“It’s important to show you’ve taken some action,” Smart says, “businesses should appoint an ethics officer and someone, either internally or externally, to do a risk assessment.”
It is important to record these actions, logging concerns and keeping records. Some law firms have suggested that businesses need to go as far as keeping a file on the gifts they have rejected. “It’s basically about being able to prove your transparency,” Smart explains.
Working out what you can give or offer clients is tricky since you are required to judge whether or not a gift or corporate entertainment counts as “appropriate”. This could mean its acceptable to take a top banker to the Ivy for lunch but not a junior compliance officer.
3. KNOW WHAT’S GOING ON
It is important to know exactly what is going on in your company, especially if you operate in countries where corruption is rife. It could be a shrewd move to employ a risk assessment company to investigate your oversea operations.

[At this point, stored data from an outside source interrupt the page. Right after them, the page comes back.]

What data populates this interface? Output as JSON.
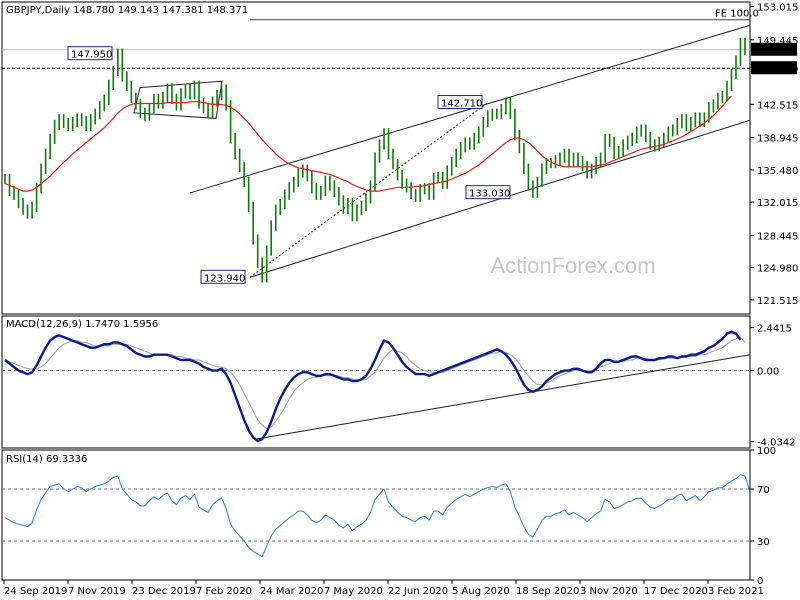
{
  "header": {
    "symbol_line": "GBPJPY,Daily  148.780 149.143 147.381 148.371"
  },
  "watermark": "ActionForex.com",
  "colors": {
    "price": "#0b7a08",
    "ma": "#e02020",
    "macd": "#0a1a8a",
    "signal": "#a0a0a0",
    "rsi": "#2f7fd8",
    "box_fill": "#1a2b8c"
  },
  "chart_data": [
    {
      "type": "line",
      "title": "GBPJPY,Daily",
      "ohlc_header": {
        "open": 148.78,
        "high": 149.143,
        "low": 147.381,
        "close": 148.371
      },
      "ylim": [
        120.0,
        153.5
      ],
      "y_ticks": [
        "153.015",
        "149.445",
        "146.390",
        "142.515",
        "138.945",
        "135.480",
        "132.015",
        "128.445",
        "124.980",
        "121.515"
      ],
      "x_ticks": [
        "24 Sep 2019",
        "7 Nov 2019",
        "23 Dec 2019",
        "7 Feb 2020",
        "24 Mar 2020",
        "7 May 2020",
        "22 Jun 2020",
        "5 Aug 2020",
        "18 Sep 2020",
        "3 Nov 2020",
        "17 Dec 2020",
        "3 Feb 2021"
      ],
      "series": [
        {
          "values": [
            134.5,
            133.2,
            132.8,
            131.9,
            131.2,
            130.8,
            131.5,
            133.5,
            135.6,
            137.2,
            138.8,
            140.3,
            140.9,
            140.5,
            140.2,
            140.6,
            141.0,
            140.7,
            140.2,
            140.9,
            141.5,
            142.3,
            143.0,
            144.6,
            146.1,
            147.95,
            145.5,
            144.5,
            143.2,
            142.5,
            141.6,
            141.3,
            142.1,
            143.1,
            142.6,
            143.3,
            144.2,
            143.1,
            142.4,
            143.7,
            144.2,
            143.6,
            144.5,
            142.6,
            142.1,
            141.6,
            142.8,
            143.5,
            144.1,
            142.4,
            138.9,
            137.2,
            135.8,
            134.2,
            131.5,
            128.0,
            125.5,
            123.94,
            126.8,
            129.5,
            131.2,
            131.8,
            132.8,
            133.6,
            134.2,
            135.2,
            135.5,
            134.8,
            133.5,
            132.8,
            133.2,
            134.3,
            133.8,
            133.1,
            132.2,
            131.3,
            131.9,
            130.5,
            131.2,
            131.6,
            132.4,
            133.8,
            136.8,
            138.2,
            139.4,
            137.2,
            136.1,
            134.9,
            134.0,
            133.6,
            132.9,
            132.6,
            133.4,
            133.5,
            132.8,
            134.6,
            134.7,
            134.0,
            135.4,
            136.3,
            137.2,
            137.9,
            138.4,
            138.2,
            138.9,
            139.6,
            140.6,
            141.3,
            141.5,
            141.5,
            142.0,
            142.71,
            141.5,
            139.2,
            137.8,
            135.6,
            133.8,
            133.03,
            134.2,
            135.6,
            136.2,
            136.2,
            136.5,
            136.8,
            137.2,
            136.3,
            136.8,
            136.4,
            135.9,
            135.1,
            135.6,
            136.3,
            136.8,
            138.8,
            138.5,
            137.2,
            137.5,
            138.2,
            138.6,
            138.9,
            139.6,
            139.8,
            139.0,
            138.2,
            138.0,
            138.5,
            138.9,
            139.6,
            139.8,
            140.5,
            140.9,
            140.2,
            140.6,
            141.1,
            140.6,
            141.1,
            142.2,
            142.5,
            143.2,
            143.4,
            144.5,
            145.8,
            147.2,
            149.1,
            148.371
          ]
        },
        {
          "values": [
            134.0,
            133.8,
            133.6,
            133.4,
            133.2,
            133.2,
            133.3,
            133.6,
            134.0,
            134.4,
            134.8,
            135.3,
            135.8,
            136.3,
            136.7,
            137.2,
            137.6,
            138.0,
            138.4,
            138.8,
            139.2,
            139.6,
            140.0,
            140.5,
            141.0,
            141.6,
            142.0,
            142.3,
            142.5,
            142.6,
            142.6,
            142.6,
            142.6,
            142.6,
            142.6,
            142.6,
            142.7,
            142.7,
            142.7,
            142.7,
            142.7,
            142.8,
            142.8,
            142.8,
            142.7,
            142.6,
            142.5,
            142.5,
            142.5,
            142.4,
            142.2,
            141.9,
            141.5,
            141.0,
            140.5,
            139.9,
            139.3,
            138.7,
            138.2,
            137.7,
            137.2,
            136.8,
            136.4,
            136.1,
            135.9,
            135.7,
            135.6,
            135.5,
            135.4,
            135.3,
            135.2,
            135.1,
            135.0,
            134.8,
            134.6,
            134.4,
            134.2,
            133.9,
            133.7,
            133.5,
            133.3,
            133.2,
            133.2,
            133.2,
            133.3,
            133.4,
            133.5,
            133.6,
            133.6,
            133.6,
            133.6,
            133.7,
            133.7,
            133.8,
            133.9,
            134.0,
            134.1,
            134.2,
            134.3,
            134.5,
            134.7,
            134.9,
            135.1,
            135.4,
            135.7,
            136.0,
            136.4,
            136.8,
            137.2,
            137.6,
            138.0,
            138.4,
            138.7,
            138.9,
            138.9,
            138.7,
            138.4,
            138.0,
            137.5,
            137.0,
            136.6,
            136.3,
            136.1,
            135.9,
            135.8,
            135.8,
            135.8,
            135.8,
            135.8,
            135.8,
            135.8,
            135.9,
            136.0,
            136.1,
            136.3,
            136.5,
            136.7,
            136.9,
            137.1,
            137.3,
            137.5,
            137.7,
            137.8,
            137.9,
            138.0,
            138.1,
            138.2,
            138.4,
            138.6,
            138.8,
            139.0,
            139.3,
            139.6,
            139.9,
            140.2,
            140.5,
            140.9,
            141.3,
            141.8,
            142.3,
            142.9,
            143.4
          ]
        }
      ],
      "annotations": {
        "labels": [
          "147.950",
          "142.710",
          "133.030",
          "123.940",
          "FE 100.0"
        ],
        "current_price": "148.371",
        "reference_price": "146.390"
      }
    },
    {
      "type": "line",
      "title": "MACD(12,26,9) 1.7470 1.5956",
      "ylim": [
        -4.4,
        3.1
      ],
      "y_ticks": [
        "2.4415",
        "0.00",
        "-4.0342"
      ],
      "series": [
        {
          "values": [
            0.6,
            0.4,
            0.2,
            0.0,
            -0.1,
            -0.2,
            -0.1,
            0.3,
            0.8,
            1.3,
            1.7,
            1.9,
            2.0,
            1.9,
            1.8,
            1.7,
            1.6,
            1.5,
            1.4,
            1.3,
            1.3,
            1.4,
            1.5,
            1.5,
            1.6,
            1.6,
            1.5,
            1.4,
            1.2,
            1.0,
            0.9,
            0.8,
            0.8,
            0.9,
            0.9,
            0.9,
            0.9,
            0.8,
            0.7,
            0.6,
            0.6,
            0.6,
            0.5,
            0.4,
            0.2,
            0.1,
            0.0,
            0.0,
            0.1,
            -0.2,
            -0.7,
            -1.4,
            -2.1,
            -2.8,
            -3.4,
            -3.8,
            -4.0,
            -3.9,
            -3.5,
            -2.9,
            -2.2,
            -1.6,
            -1.1,
            -0.7,
            -0.4,
            -0.2,
            -0.1,
            -0.1,
            -0.2,
            -0.3,
            -0.3,
            -0.2,
            -0.2,
            -0.3,
            -0.4,
            -0.5,
            -0.5,
            -0.6,
            -0.6,
            -0.5,
            -0.3,
            0.1,
            0.6,
            1.2,
            1.7,
            1.6,
            1.3,
            0.9,
            0.5,
            0.2,
            0.0,
            -0.2,
            -0.2,
            -0.2,
            -0.3,
            -0.2,
            -0.1,
            0.0,
            0.1,
            0.2,
            0.3,
            0.4,
            0.5,
            0.6,
            0.7,
            0.8,
            0.9,
            1.0,
            1.1,
            1.2,
            1.1,
            0.9,
            0.6,
            0.2,
            -0.3,
            -0.8,
            -1.1,
            -1.2,
            -1.1,
            -0.9,
            -0.6,
            -0.4,
            -0.2,
            -0.1,
            0.0,
            0.0,
            0.1,
            0.1,
            0.0,
            -0.1,
            -0.1,
            0.1,
            0.4,
            0.6,
            0.6,
            0.5,
            0.5,
            0.6,
            0.7,
            0.8,
            0.8,
            0.7,
            0.6,
            0.6,
            0.6,
            0.7,
            0.7,
            0.8,
            0.8,
            0.7,
            0.8,
            0.8,
            0.9,
            0.9,
            1.0,
            1.1,
            1.3,
            1.4,
            1.6,
            1.8,
            2.1,
            2.2,
            2.1,
            1.75
          ]
        },
        {
          "values": [
            0.6,
            0.5,
            0.4,
            0.3,
            0.2,
            0.1,
            0.1,
            0.1,
            0.2,
            0.4,
            0.7,
            1.0,
            1.3,
            1.5,
            1.6,
            1.7,
            1.7,
            1.6,
            1.6,
            1.5,
            1.4,
            1.4,
            1.4,
            1.4,
            1.5,
            1.5,
            1.5,
            1.5,
            1.4,
            1.3,
            1.2,
            1.1,
            1.0,
            0.9,
            0.9,
            0.9,
            0.9,
            0.9,
            0.8,
            0.8,
            0.7,
            0.7,
            0.6,
            0.6,
            0.5,
            0.4,
            0.3,
            0.2,
            0.2,
            0.1,
            -0.1,
            -0.4,
            -0.8,
            -1.3,
            -1.8,
            -2.3,
            -2.8,
            -3.1,
            -3.3,
            -3.2,
            -2.9,
            -2.5,
            -2.1,
            -1.6,
            -1.2,
            -0.9,
            -0.7,
            -0.5,
            -0.4,
            -0.4,
            -0.3,
            -0.3,
            -0.3,
            -0.3,
            -0.3,
            -0.4,
            -0.4,
            -0.5,
            -0.5,
            -0.5,
            -0.5,
            -0.3,
            -0.1,
            0.3,
            0.7,
            1.0,
            1.2,
            1.1,
            1.0,
            0.8,
            0.5,
            0.3,
            0.1,
            0.0,
            -0.1,
            -0.1,
            -0.1,
            -0.1,
            0.0,
            0.1,
            0.2,
            0.3,
            0.4,
            0.5,
            0.6,
            0.7,
            0.8,
            0.9,
            1.0,
            1.0,
            1.1,
            1.0,
            0.9,
            0.7,
            0.4,
            0.0,
            -0.3,
            -0.6,
            -0.8,
            -0.8,
            -0.7,
            -0.6,
            -0.4,
            -0.3,
            -0.2,
            -0.1,
            0.0,
            0.0,
            0.0,
            0.0,
            0.0,
            0.1,
            0.2,
            0.3,
            0.4,
            0.5,
            0.5,
            0.5,
            0.6,
            0.6,
            0.7,
            0.7,
            0.7,
            0.6,
            0.6,
            0.6,
            0.7,
            0.7,
            0.7,
            0.7,
            0.8,
            0.8,
            0.8,
            0.8,
            0.9,
            0.9,
            1.0,
            1.1,
            1.2,
            1.3,
            1.5,
            1.7,
            1.8,
            1.9,
            1.6
          ]
        }
      ]
    },
    {
      "type": "line",
      "title": "RSI(14) 69.3336",
      "ylim": [
        0,
        100
      ],
      "y_ticks": [
        "100",
        "70",
        "30",
        "0"
      ],
      "series": [
        {
          "values": [
            48,
            46,
            44,
            43,
            42,
            41,
            44,
            54,
            62,
            67,
            72,
            73,
            74,
            70,
            68,
            70,
            72,
            71,
            68,
            70,
            72,
            73,
            74,
            76,
            79,
            80,
            70,
            66,
            62,
            60,
            57,
            57,
            61,
            64,
            62,
            65,
            67,
            61,
            58,
            63,
            65,
            62,
            66,
            56,
            54,
            52,
            58,
            61,
            63,
            55,
            43,
            38,
            34,
            30,
            25,
            22,
            20,
            18,
            26,
            34,
            39,
            42,
            45,
            48,
            50,
            53,
            53,
            50,
            46,
            44,
            46,
            50,
            48,
            46,
            42,
            40,
            43,
            38,
            41,
            43,
            46,
            52,
            62,
            66,
            70,
            60,
            56,
            52,
            49,
            48,
            46,
            45,
            48,
            49,
            46,
            53,
            53,
            50,
            56,
            59,
            62,
            64,
            66,
            64,
            66,
            68,
            70,
            71,
            72,
            71,
            73,
            74,
            68,
            56,
            49,
            41,
            35,
            33,
            39,
            46,
            49,
            49,
            51,
            52,
            54,
            50,
            52,
            50,
            48,
            45,
            48,
            51,
            53,
            62,
            60,
            55,
            56,
            58,
            60,
            61,
            63,
            63,
            59,
            56,
            55,
            57,
            59,
            62,
            62,
            65,
            66,
            61,
            63,
            65,
            61,
            64,
            68,
            69,
            71,
            71,
            74,
            76,
            78,
            81,
            80,
            69
          ]
        }
      ]
    }
  ]
}
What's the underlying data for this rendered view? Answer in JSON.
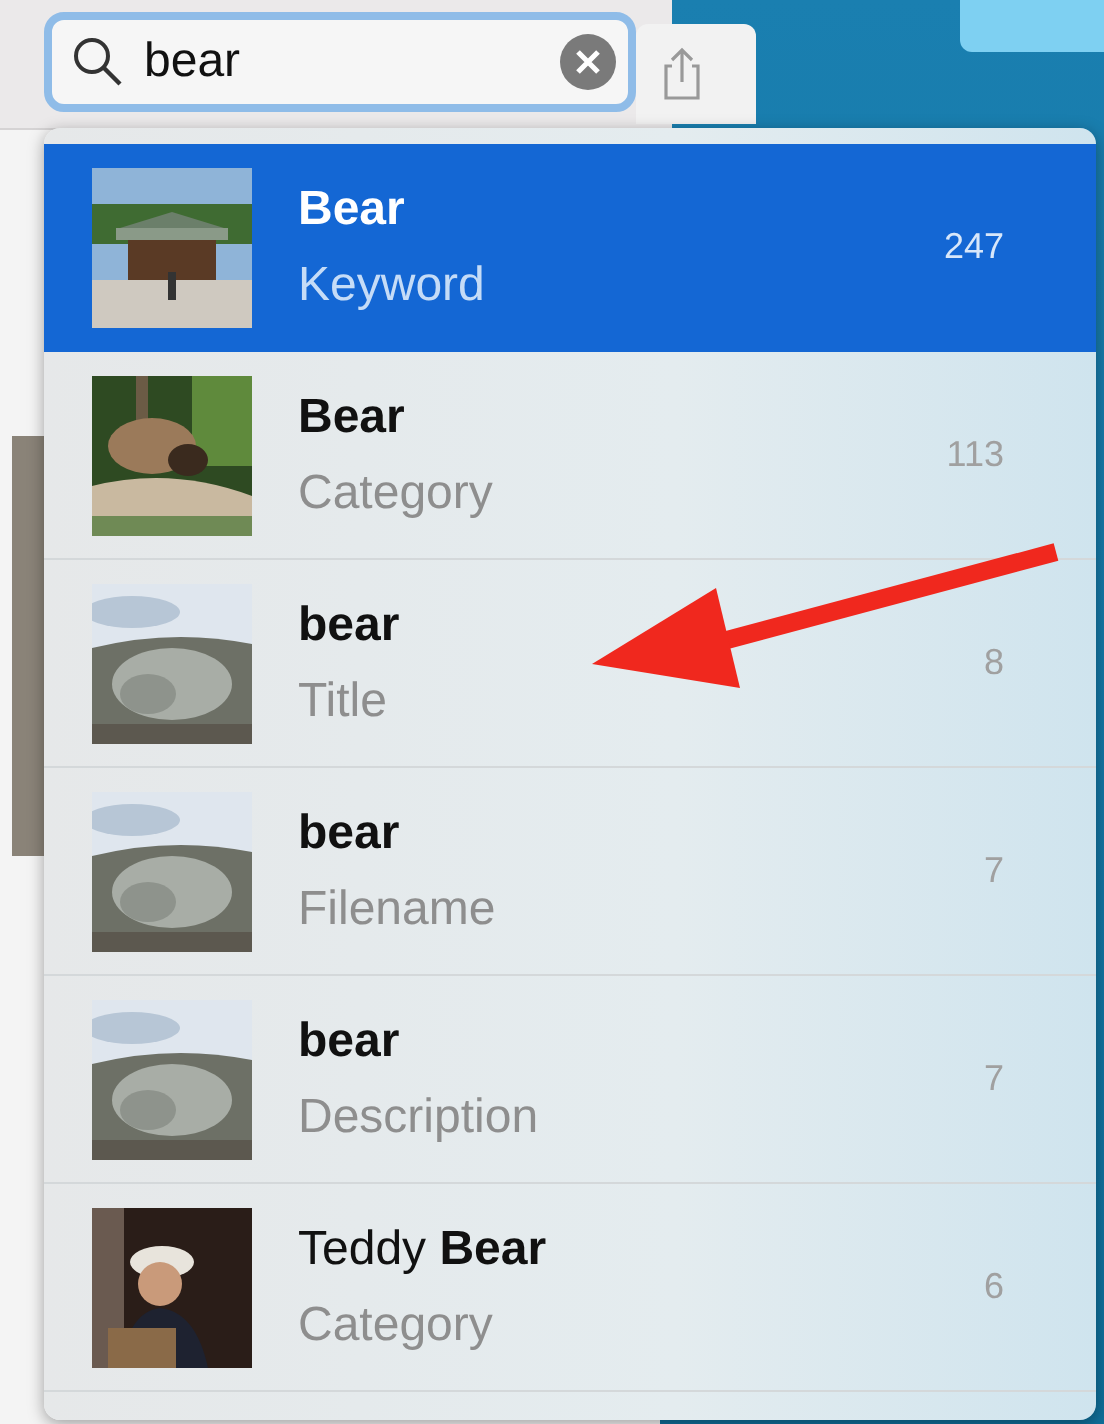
{
  "search": {
    "value": "bear"
  },
  "results": [
    {
      "title": "**Bear**",
      "type": "Keyword",
      "count": "247",
      "selected": true
    },
    {
      "title": "**Bear**",
      "type": "Category",
      "count": "113",
      "selected": false
    },
    {
      "title": "**bear**",
      "type": "Title",
      "count": "8",
      "selected": false
    },
    {
      "title": "**bear**",
      "type": "Filename",
      "count": "7",
      "selected": false
    },
    {
      "title": "**bear**",
      "type": "Description",
      "count": "7",
      "selected": false
    },
    {
      "title": "Teddy **Bear**",
      "type": "Category",
      "count": "6",
      "selected": false
    }
  ]
}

4. MESSAGE OF ZERO TOLERANCE
Smart advises you should demonstrate that the message of zero tolerance comes from the top of the organisation. “Have a board meeting,” he advises, “and get someone to take minutes. Then put an anti-bribery measure into your code of conduct.
5. ORGANISE TRAINING
If you’re really concerned about the actions of your employees, it might be wise to give your staff some training. Smart says: “Make sure your employees understand the act by giving them some training. Then keep hold of the training materials to provide evidence that you’ve taken precautions.”